I don’t remember when or how, but we got to see him in the emergency room.  He was still warm, but as I sat there, holding onto him as tightly as I could, I could feel him getting cold. It was becoming all too real. He still had the tube in his mouth. I wanted them to remove it. I asked 2 or 3 nurses over and over and no one would listen or pay attention to me. I’d lost my uncle, my Dad’s younger brother, just about 6 months earlier. Now my other Uncle, my Dad’s youngest brother was losing his cool over it. He’d lost his 2 brothers within 6 months of each other. The meltdown was inevitable. And it was volcanic. He was threatened with security. He left on his own. I went to the nurses mini-station and went off. I remember this part vividly. Yelling at the asshole nurse who treated us all like shit that day, especially my uncle. I went off on her, yelling how he’d just lost his brother, how just months earlier he’s lost his other brother in that same hospital. I yelled about the lack of kindess and empathy, and I yelled how they all sucked at being human beings. Finally a reaction.

The tube was removed. We covered my Dad up as best we could with the sheets and blankets on his bed. We called our priest to have him come out for last rites.  I got my shit together and went outside to call the rest of the family…

The rest of the week was pretty much a blur courtesy of Xanax. I even went into work on Monday to finish a project and tell my boss of less than a month that I’d be off the rest of the week because my Dad had died. Yeah, it was a brand new job.

I don’t really remember the viewing or the funeral. I remember meeting people from my Mom’s work, I had friend I hadn’t seen in many years show up. But the memories are cloudy, like looking through a foggy window.

The months following we more of a xanax haze, grief counseling, anger and sleeping. Oh the anger. It was consuming. I was so angry at him for not taking better care of himself, angry that he let himself die. I know that doesn’t make sense, but that’s what I felt. I was angry that they took him and not me. It should have been me…

I don’t remember how long after he died, but I had a dream, a very vivid dream about my Dad. There was a family gathering. He was there, wearing a Hawaiian shirt, shorts and sandals. He was happy. And I was the only person who could see him. He took my hand. He told me he was okay. I could feel his hands. Warm and strong. It was real. SO real. I kept telling everyone he was there and that he was okay, but no one else could see him… I grabbed my Aunt’s hand and said look, here he is and she could finally see him. I woke up calling out for him, crying, and my hand was so warm…

I dreamt of him a lot. To the point where it became unbearable instead of comforting. I had to ask him to stop. And he did. And for a while it was okay. But then I started to miss him and wanted him to come back. But it took a long time before he did.

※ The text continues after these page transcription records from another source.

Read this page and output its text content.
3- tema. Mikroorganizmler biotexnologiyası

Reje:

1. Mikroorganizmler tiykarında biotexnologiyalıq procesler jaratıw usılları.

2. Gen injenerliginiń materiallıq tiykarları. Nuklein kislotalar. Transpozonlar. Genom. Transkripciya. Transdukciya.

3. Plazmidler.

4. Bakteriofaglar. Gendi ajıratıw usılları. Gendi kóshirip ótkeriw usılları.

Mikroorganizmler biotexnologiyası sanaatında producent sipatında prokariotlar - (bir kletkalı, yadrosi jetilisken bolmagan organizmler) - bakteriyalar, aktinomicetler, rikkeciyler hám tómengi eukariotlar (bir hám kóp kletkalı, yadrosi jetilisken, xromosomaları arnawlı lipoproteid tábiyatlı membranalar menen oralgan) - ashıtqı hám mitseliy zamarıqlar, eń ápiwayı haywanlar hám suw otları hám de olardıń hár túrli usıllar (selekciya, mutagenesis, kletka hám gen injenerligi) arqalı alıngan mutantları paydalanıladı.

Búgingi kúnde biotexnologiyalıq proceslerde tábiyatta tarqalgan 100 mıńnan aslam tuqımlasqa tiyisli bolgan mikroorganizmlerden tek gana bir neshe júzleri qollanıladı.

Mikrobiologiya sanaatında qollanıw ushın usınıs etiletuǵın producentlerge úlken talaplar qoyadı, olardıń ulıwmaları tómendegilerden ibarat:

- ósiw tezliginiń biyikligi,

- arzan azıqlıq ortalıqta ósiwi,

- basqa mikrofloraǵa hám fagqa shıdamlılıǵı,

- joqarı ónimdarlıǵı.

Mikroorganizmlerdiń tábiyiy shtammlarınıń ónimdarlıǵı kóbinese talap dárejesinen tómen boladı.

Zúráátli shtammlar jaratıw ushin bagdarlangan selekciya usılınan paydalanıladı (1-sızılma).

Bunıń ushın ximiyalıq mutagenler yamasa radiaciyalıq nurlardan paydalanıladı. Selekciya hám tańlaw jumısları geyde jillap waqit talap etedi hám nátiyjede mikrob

It’s been 5 years since he left us. I still cry. I still get angry. I run the gamut of the five stages of grief to this day. I haven’t gotten passed it yet. I don’t know that I ever will.

I talk about him to my nephews, who were born a year and a half after he died. I show them pictures, things that belonged to him. I want him to be a part of their lives. I think about how much he would adore them and spoil them. O is so much like my dad, down to the nailbitten chubby fingers and looks on his face. He looks like him in his older years while E looks like him when he was a kid. If he hadn’t died, those boys would have given him everything to live for.

I think about him every day. I talk to him. I yell at him. I beg him.

I miss him.

I love you Dad.  You are my hero and I am sorry I never told you that.